Sports Capital of Texas
Round Rock is known for its family-friendly vibe with plenty of parks, restaurants and entertainment. But it’s also known as the “Sports Capital of Texas,” thanks in large part to Dell Diamond, home stadium of the Round Rock Express, a AAA Minor League Baseball affiliate of the Texas Rangers.
The city’s various sports venues hosted five national championship tournaments in 2018 alone, including the U.S.A. Deaf Basketball National Tournament, the Quidditch Cup 11, iSET College Table Tennis National Championships, U.S. Lacrosse Women’s Collegiate National Championship, and the Judo Senior National Championships.
With Round Rock’s obvious appeal, real estate developer Carrico could understand the local investor’s interest in building the city’s first boutique hotel in the heart of the town. After a few years of designing and building, the stylistic Ruby Hotel opened its doors in March 2019.

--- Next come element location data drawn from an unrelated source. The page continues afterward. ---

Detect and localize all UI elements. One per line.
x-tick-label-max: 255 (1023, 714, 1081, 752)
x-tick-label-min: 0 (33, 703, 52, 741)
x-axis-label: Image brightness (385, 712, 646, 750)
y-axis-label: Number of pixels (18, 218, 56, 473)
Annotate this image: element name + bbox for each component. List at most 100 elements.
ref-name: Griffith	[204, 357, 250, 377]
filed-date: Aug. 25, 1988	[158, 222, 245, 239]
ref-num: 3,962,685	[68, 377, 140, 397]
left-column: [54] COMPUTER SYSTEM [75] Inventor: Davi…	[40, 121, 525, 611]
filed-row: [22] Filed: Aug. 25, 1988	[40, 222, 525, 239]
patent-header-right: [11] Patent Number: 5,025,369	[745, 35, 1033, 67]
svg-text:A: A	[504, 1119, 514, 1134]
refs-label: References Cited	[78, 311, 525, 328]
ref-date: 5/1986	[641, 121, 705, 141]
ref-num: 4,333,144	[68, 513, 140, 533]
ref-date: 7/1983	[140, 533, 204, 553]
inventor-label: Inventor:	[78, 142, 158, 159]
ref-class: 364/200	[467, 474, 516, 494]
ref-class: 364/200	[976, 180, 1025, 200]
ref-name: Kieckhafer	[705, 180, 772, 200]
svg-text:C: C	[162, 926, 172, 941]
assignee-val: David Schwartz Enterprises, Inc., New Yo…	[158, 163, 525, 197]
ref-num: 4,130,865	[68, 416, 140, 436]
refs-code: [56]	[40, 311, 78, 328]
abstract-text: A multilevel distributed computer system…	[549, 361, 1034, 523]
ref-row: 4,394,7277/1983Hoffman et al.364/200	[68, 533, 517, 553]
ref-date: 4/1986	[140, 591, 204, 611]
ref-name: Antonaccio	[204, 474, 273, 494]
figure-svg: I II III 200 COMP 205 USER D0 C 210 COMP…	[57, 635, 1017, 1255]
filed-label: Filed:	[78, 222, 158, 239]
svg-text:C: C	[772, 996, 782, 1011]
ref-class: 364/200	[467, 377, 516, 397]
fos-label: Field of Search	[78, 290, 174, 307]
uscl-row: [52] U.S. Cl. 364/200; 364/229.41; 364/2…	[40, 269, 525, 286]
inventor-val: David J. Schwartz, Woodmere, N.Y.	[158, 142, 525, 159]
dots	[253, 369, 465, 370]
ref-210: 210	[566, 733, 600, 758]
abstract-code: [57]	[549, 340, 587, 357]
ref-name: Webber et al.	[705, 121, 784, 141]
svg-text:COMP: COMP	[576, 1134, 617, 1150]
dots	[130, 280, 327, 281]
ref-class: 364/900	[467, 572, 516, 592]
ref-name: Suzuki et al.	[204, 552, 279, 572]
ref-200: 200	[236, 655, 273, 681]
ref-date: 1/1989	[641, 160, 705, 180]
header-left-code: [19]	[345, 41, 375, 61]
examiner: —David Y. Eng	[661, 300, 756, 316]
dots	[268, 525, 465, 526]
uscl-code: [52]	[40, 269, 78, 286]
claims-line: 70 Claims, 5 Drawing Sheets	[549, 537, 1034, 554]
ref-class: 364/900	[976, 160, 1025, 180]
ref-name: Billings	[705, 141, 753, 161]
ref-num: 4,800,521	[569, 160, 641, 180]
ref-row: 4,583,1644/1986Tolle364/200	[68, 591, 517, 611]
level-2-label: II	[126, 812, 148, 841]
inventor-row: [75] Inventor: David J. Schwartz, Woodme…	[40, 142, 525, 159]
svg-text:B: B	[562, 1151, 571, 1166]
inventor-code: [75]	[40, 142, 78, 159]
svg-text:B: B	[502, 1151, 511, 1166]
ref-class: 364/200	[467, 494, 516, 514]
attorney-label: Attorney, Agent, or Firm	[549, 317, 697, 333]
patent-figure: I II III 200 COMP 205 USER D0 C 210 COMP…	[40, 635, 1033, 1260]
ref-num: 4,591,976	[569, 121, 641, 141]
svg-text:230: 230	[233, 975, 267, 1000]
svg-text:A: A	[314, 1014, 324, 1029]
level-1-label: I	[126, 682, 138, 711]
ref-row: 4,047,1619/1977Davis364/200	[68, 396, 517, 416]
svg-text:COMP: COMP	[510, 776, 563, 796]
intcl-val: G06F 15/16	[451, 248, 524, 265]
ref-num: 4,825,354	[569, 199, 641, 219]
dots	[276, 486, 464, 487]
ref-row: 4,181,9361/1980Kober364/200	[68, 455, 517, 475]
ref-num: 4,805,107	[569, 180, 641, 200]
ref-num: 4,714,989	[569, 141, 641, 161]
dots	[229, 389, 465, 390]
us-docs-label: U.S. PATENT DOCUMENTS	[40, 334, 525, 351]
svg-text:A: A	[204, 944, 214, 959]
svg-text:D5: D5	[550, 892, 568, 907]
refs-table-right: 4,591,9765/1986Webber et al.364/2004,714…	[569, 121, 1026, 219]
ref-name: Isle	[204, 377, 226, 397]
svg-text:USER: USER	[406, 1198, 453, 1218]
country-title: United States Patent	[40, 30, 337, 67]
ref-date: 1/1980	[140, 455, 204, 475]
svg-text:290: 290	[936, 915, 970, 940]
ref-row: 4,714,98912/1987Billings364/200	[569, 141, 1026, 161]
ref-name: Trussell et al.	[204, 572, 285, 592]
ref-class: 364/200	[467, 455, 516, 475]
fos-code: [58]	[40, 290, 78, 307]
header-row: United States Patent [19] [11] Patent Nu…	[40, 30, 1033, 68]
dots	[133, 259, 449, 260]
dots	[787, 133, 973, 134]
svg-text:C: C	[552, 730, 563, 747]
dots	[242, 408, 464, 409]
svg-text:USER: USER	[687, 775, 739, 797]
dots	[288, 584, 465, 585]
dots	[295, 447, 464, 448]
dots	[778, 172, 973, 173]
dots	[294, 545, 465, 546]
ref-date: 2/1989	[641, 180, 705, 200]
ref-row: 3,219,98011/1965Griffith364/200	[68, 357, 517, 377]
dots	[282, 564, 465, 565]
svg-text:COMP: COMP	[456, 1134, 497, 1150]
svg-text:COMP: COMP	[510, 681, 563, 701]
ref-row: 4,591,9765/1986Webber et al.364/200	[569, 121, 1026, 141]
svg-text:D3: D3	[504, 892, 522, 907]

The architecture and interior design are unmistakably mid-century modern with uncluttered, sleek lines and daring accent walls in teal blue or green apple. Hints of the fictional Ruby are scattered about in enlarged library cards with her delicate signature or snippets of the love letter framed and hanging on the walls.
No doubt, if Ruby were here, she’d walk into the historic downtown, shop in the boutiques, dine in the restaurants and enjoy the active nightlife and live music. Perhaps, she’d indulge in one of the famous Texas-sized doughnuts from Round Rock Donuts.
Round Rockers and Austinites aren’t the only ones who see the incredible economic value of this area. In 2018, Kalahari Resorts and Conventions, owned by the Nelson family, broke ground on a $550 million, 350-acre African-themed waterpark and convention center across from Dell Diamond in Round Rock. It officially opened in November 2020, and despite launching in the midst of the pandemic, the resort surpassed its expectations for the year. Round Rock’s Kalahari resort is the fourth of its kind and houses the country’s largest waterpark along with an 80,000-squre-foot adventure park.
“Round Rock proved to be very business friendly,” a company spokesperson says about the decision to invest in Round Rock. “And it has a community and family feel that was important to the Nelson family.”